The other women looked at Jeniver and she held out her empty wineglass. 

‘Oh, pickled!’ The general mood shifted. 

‘Wasn’t that last line of the book really beautiful?’ said Tiny Johnson, and the book discussion was soon complete, except that suddenly Bev stood up. 

‘Listen,’ she said. ‘While we’ve been talking about the end of the world like we’re looking forward to it, I’ve been thinking how the world as we know, used to know, it really is ending. I thought of what the world was like even when I was a kid, how it was more . . . it was more full.’ 

‘Last call,’ said Tiny. ‘I’m bringing out the ice cream.’ 

‘Don’t you remember?’ Bev went on. ‘How there used to be meadowlarks?’ She looked around. ‘C’mon, when’s the last time you heard a meadowlark?
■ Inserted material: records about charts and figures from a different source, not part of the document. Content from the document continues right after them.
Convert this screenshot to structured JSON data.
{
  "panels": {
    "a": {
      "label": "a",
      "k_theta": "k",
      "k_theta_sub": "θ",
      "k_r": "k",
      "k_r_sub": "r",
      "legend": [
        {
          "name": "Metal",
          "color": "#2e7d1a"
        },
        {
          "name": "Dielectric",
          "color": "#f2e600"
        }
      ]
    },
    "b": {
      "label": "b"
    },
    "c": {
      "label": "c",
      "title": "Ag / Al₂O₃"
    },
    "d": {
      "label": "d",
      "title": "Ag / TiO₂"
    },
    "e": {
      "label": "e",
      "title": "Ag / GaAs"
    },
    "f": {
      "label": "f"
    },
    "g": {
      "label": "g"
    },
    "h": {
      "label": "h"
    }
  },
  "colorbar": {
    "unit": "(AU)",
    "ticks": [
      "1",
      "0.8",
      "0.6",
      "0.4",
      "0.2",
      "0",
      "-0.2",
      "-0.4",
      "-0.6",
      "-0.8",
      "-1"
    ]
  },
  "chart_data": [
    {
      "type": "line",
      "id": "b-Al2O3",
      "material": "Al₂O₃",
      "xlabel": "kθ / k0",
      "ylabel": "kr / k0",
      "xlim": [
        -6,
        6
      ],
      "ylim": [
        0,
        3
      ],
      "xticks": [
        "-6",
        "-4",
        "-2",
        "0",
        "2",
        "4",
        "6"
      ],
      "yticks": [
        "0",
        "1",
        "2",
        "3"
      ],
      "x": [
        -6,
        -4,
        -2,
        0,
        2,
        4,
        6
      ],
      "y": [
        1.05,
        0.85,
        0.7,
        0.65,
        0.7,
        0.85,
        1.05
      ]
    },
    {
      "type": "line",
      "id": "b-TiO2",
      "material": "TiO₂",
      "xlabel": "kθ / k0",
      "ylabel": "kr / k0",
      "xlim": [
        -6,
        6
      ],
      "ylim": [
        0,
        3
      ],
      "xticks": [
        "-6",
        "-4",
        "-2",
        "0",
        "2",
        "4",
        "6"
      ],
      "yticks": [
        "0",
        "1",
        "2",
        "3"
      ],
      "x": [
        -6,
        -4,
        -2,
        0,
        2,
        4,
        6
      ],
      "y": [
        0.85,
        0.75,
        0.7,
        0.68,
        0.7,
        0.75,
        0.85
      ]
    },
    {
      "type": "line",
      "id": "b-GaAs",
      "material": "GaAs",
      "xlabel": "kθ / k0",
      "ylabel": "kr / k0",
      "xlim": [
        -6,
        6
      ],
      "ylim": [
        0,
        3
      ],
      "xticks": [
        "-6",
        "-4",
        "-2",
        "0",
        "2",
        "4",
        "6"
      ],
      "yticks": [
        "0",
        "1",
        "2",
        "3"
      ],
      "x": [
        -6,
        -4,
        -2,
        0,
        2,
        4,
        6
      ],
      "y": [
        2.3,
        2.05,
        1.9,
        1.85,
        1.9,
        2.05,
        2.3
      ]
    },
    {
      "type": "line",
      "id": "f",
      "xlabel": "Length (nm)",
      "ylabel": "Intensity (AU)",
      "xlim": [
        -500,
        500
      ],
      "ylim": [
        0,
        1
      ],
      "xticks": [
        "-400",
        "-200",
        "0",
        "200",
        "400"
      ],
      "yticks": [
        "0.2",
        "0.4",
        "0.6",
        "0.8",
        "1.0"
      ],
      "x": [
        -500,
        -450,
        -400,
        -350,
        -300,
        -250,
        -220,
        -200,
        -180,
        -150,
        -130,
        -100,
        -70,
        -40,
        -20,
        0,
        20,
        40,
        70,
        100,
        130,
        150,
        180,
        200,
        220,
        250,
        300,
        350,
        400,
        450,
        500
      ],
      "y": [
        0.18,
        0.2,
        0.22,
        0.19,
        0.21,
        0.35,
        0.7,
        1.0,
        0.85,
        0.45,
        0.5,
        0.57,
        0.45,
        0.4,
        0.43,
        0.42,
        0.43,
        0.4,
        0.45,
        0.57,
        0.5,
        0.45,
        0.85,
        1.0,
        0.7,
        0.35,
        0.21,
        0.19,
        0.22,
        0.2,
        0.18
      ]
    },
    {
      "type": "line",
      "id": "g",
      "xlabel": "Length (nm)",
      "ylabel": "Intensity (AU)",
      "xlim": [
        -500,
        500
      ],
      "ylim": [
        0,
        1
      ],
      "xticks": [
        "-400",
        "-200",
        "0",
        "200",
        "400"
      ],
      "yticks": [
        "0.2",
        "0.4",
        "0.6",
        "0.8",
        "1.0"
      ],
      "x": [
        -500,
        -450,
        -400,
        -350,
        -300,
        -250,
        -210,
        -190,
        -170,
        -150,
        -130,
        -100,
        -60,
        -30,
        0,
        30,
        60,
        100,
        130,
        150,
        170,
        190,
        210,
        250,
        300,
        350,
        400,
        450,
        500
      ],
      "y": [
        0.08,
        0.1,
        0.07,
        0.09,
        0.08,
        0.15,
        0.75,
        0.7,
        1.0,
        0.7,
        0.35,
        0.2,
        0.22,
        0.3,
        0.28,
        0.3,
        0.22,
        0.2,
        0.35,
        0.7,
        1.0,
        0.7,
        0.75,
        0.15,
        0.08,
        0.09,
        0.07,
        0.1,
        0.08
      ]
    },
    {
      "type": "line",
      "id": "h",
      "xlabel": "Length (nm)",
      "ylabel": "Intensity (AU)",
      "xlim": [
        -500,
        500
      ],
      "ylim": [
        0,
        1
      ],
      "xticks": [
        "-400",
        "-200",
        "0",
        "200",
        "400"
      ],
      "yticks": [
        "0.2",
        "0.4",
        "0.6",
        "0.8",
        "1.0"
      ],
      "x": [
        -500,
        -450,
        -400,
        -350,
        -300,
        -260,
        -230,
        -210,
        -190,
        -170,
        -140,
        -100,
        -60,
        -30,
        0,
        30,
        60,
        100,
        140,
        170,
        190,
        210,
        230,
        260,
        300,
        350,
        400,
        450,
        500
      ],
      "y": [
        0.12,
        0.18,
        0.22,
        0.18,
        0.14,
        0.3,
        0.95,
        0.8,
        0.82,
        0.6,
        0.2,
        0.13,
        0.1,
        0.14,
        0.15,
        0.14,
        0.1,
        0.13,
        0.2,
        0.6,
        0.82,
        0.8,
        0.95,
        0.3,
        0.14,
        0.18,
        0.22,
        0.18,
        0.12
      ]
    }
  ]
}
You know, our state bird. When I was growing up they were everywhere, in all the ditches, as soon as you got to the edge of town they started. Am I right?’ 

‘She’s right,’ said Mary Sotovine. ‘I’m older, so ten years before Bev remembers, they were in the ditches, as soon as you got to the edge of town. You’d hear them all the time.’ 

‘She’s right,’ said Winnie. ‘There used to be flocks of those cedar birds, cedar waxwings, and bluebirds, even. And bugs, which they ate. Grasshoppers. Mayflies when you went out to the lakes. Now you don’t even see grasshoppers. And there’s only a mayfly or two. It’s the pesticides.’ 

All of the women suddenly began to talk. 

‘Do you notice how you look at the grille of your car and there’s no bugs? No bugs hit your windshield? And moths. How they used to swirl in the streetlamps?’ 

‘They did. Like snow.’ 

‘And how when it rained the frogs came out and they were everywhere and the grass was thick with frogs?’ ‘Toads. You could always go out and pick up a toad.’ 

‘Now it’s surprising. A toad! It’s special!’ 

‘And there were nighthawks, lots of nighthawks swerving around, after the mosquitoes. And bats everywhere and how we used to scream if they dived at us. And flocks of pigeons on the grain elevators.’

‘What does it mean that prairie falcons are living in town?’ asked Stockton. 

Everyone fell silent. 

‘It means there’s less to eat in the country,’ said Winnie. 

Kismet waved her hand. Winnie recognized her with a nod and called out, ‘Kismet has something to say!’ 
Kismet looked at her mother and said, ‘I don’t think this book is about the end of the world. That’s just the setting, to show what happens between people in extreme situations. The end is about consolation. The father goes to the end of the earth for his son, then dies, satisfied. I mean, it’s a really sentimental book. McCarthy’s not afraid of that. And it’s a brutal adventure book—exciting when they find the food cache, and then there’s that cannibal army.’ 

Jeniver stood up and spoke with urgency. ‘This book is about what’s most important. You know, this kind of love between a parent and a child.’ 
Crystal put her arm around her daughter’s shoulders, and Kismet leaned on her mother. Winnie saw that Kismet would leave. She thought of Gary and started to cry, wondering how she could possibly save him. All of a sudden she had a thought that dried her tears right up. She’d searched for a way to thank Gary’s angel. Well, Kismet was his angel. Oh no! Oh yes! Again she wept. Bev thought about how Hugo had escaped that terrifying pre-apocalyptic landscape [the Bakken oil fields of western North Dakota], and she also started to cry. ...   Mary Sotovine was moved to tears at the thought of the days when she’d see bluebirds in a strip of grassland, now planted in soybeans.  (pp. 328-332).